Nach dieser Ausnahme stürzte sich der Berserker auf den Kessel mit der Suppe. „Man der frisst wie ein Gronckel, wenn er auf eine Kalksteinader getroffen ist." – „Das kannst du wohl laut sagen, Ohnezahn."
Genau in diesem Moment betrat Loki den Raum. Er hatte alles für das heutige Training vorbereitet und wollte Hicks abholen. Da sah er den Berserker die restliche Suppe ausschlürfen und gesellte sich zu Hicks. „Man der hat aber Tischmanieren." Da war selbst der Gott erstaunt.

Nach einer halben Stunde hatten sich die Drei an einem Tisch versammelt. Dagur beäugte den Mann neben Hicks, der ihn befremdlich aber doch bekannt vorkam. Hatte er ihn schon irgendwo in einer Schriftrolle gesehen?
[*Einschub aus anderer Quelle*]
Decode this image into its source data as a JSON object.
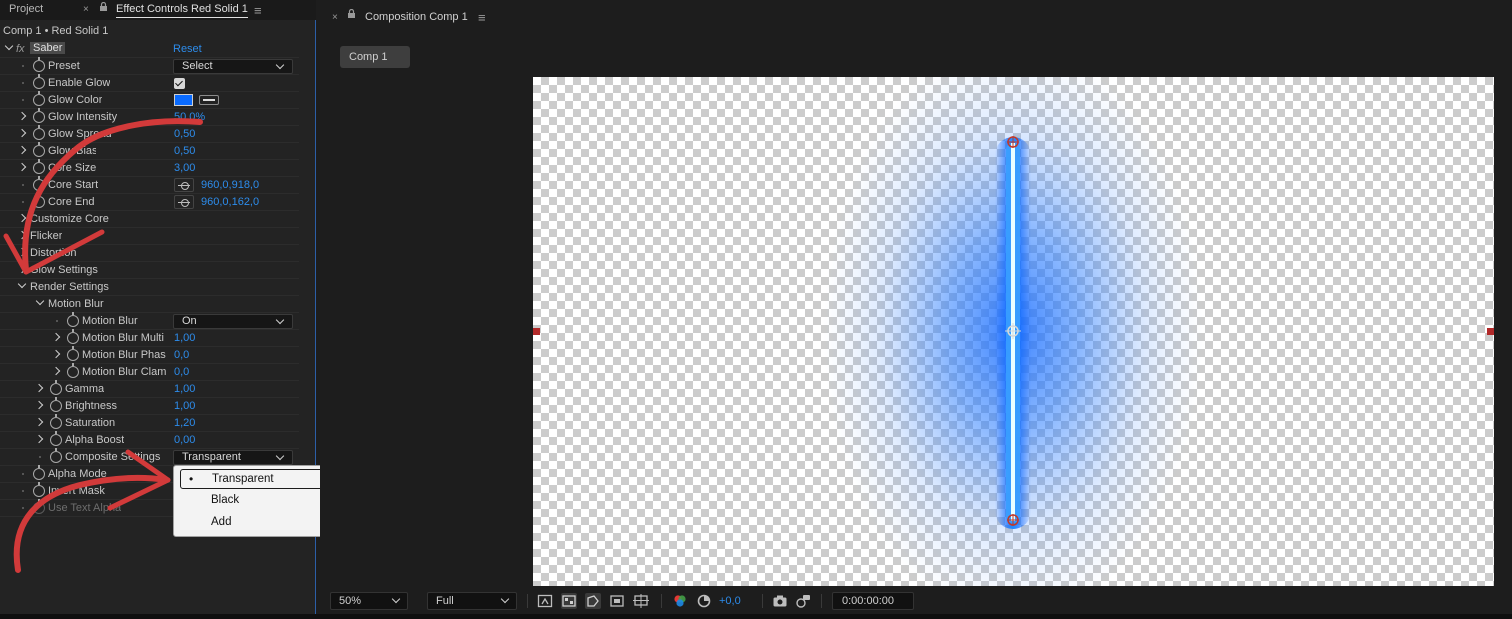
{
  "left_panel": {
    "tabs": {
      "project": "Project",
      "effect_controls": "Effect Controls Red Solid 1"
    },
    "comp_title": "Comp 1 • Red Solid 1",
    "effect": {
      "fx": "fx",
      "name": "Saber",
      "reset": "Reset"
    },
    "props": {
      "preset": {
        "label": "Preset",
        "value": "Select"
      },
      "enable_glow": {
        "label": "Enable Glow",
        "checked": true
      },
      "glow_color": {
        "label": "Glow Color",
        "color": "#0a6bff"
      },
      "glow_intensity": {
        "label": "Glow Intensity",
        "value": "50,0%"
      },
      "glow_spread": {
        "label": "Glow Spread",
        "value": "0,50"
      },
      "glow_bias": {
        "label": "Glow Bias",
        "value": "0,50"
      },
      "core_size": {
        "label": "Core Size",
        "value": "3,00"
      },
      "core_start": {
        "label": "Core Start",
        "value": "960,0,918,0"
      },
      "core_end": {
        "label": "Core End",
        "value": "960,0,162,0"
      },
      "customize_core": {
        "label": "Customize Core"
      },
      "flicker": {
        "label": "Flicker"
      },
      "distortion": {
        "label": "Distortion"
      },
      "glow_settings": {
        "label": "Glow Settings"
      },
      "render_settings": {
        "label": "Render Settings"
      },
      "motion_blur_group": {
        "label": "Motion Blur"
      },
      "motion_blur": {
        "label": "Motion Blur",
        "value": "On"
      },
      "motion_blur_multi": {
        "label": "Motion Blur Multi",
        "value": "1,00"
      },
      "motion_blur_phase": {
        "label": "Motion Blur Phas",
        "value": "0,0"
      },
      "motion_blur_clamp": {
        "label": "Motion Blur Clam",
        "value": "0,0"
      },
      "gamma": {
        "label": "Gamma",
        "value": "1,00"
      },
      "brightness": {
        "label": "Brightness",
        "value": "1,00"
      },
      "saturation": {
        "label": "Saturation",
        "value": "1,20"
      },
      "alpha_boost": {
        "label": "Alpha Boost",
        "value": "0,00"
      },
      "composite_settings": {
        "label": "Composite Settings",
        "value": "Transparent"
      },
      "alpha_mode": {
        "label": "Alpha Mode"
      },
      "invert_mask": {
        "label": "Invert Mask"
      },
      "use_text_alpha": {
        "label": "Use Text Alpha"
      }
    },
    "popup": {
      "options": [
        "Transparent",
        "Black",
        "Add"
      ],
      "selected": "Transparent",
      "bullet": "•"
    }
  },
  "right_panel": {
    "tab_title": "Composition Comp 1",
    "comp_button": "Comp 1",
    "bottom": {
      "zoom": "50%",
      "resolution": "Full",
      "exposure": "+0,0",
      "timecode": "0:00:00:00"
    }
  },
  "glyphs": {
    "close": "×",
    "menu": "≡",
    "lock": "ᵖ"
  },
  "colors": {
    "value_blue": "#2d8ceb",
    "saber_glow": "#0a6bff",
    "arrow_red": "#d23a3a",
    "panel_focus": "#2c5fa8"
  },
  "icons": [
    "close-icon",
    "lock-icon",
    "panel-menu-icon",
    "stopwatch-icon",
    "eyedropper-icon",
    "crosshair-icon",
    "color-channels-icon",
    "reset-exposure-icon",
    "snapshot-icon",
    "show-snapshot-icon",
    "transparency-grid-icon",
    "region-of-interest-icon",
    "mask-visibility-icon",
    "guides-icon"
  ]
}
„Also das ist die zweite Person hier auf deiner Insel. Und wer ist das?" – „Mein Name ist Loki. Gott der Streiche und der Drachen."
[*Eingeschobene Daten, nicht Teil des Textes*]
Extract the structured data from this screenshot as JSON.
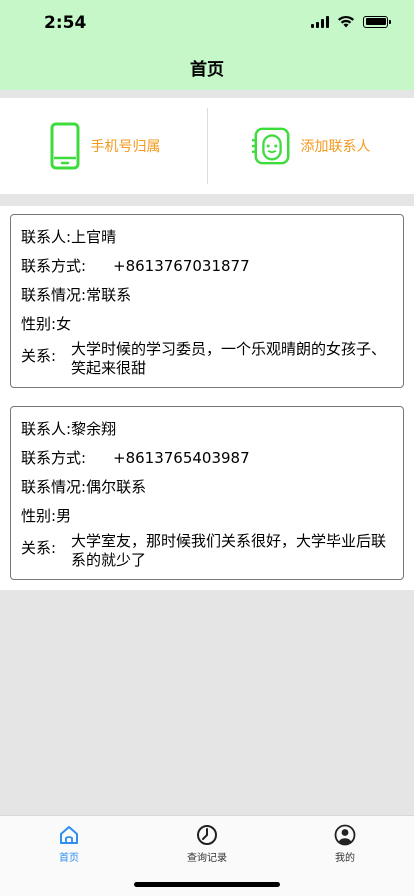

In diesem Moment musste Dagur grinsen. Schon gleich darauf ging es in ein Lachen über, dass jeden Drachen im Umkreis von einer Meile hätte aufwecken können.
„Also du bist Loki. Schöner Scherz." – „Das ist kein Scherz.", wurde der Gott wütender. Kurz blickte er zu Hicks. Der verstand sofort: „Zeig es ihm!"
Nur einen Moment später schnippte Loki mit den Fingern und der Berserker verwandelte sich vor den Augen beider ein einen schrecklichen Schrecken. Als Dagur das bemerkte, stieß er einen verstörenden Schrei aus, noch schlimmer als das Lachen.
„Ich glaube, das war doch keine so gute Idee. Verwandele ihn wieder zurück!" – „Du kannst Gedanken lesen Hicks." Noch einmal schnippte Loki mit den Fingern und an der Stelle des kleinen Drachens stand wieder der Berserker.
Schockiert blickte er zu dem Mann, der ihn gerade verwandelt hatte. „Bei meiner Seele, du bist tatsächlich Loki. Was hast du denn bei einem wie Hicks verloren?" – „Das geht dich nichts an. Und außerdem hat Hicks noch einige Fragen an dich, oder willst de den Rest deines Lebens als Schrecklicher Schrecken verbringen?" Da wurde der Berserker ganz mickrig und versuchte darauf Hicks Fragen so gut es ging, zu beantworten.
„Also Dagur. Was hat es mit deiner Schwester auf sich?"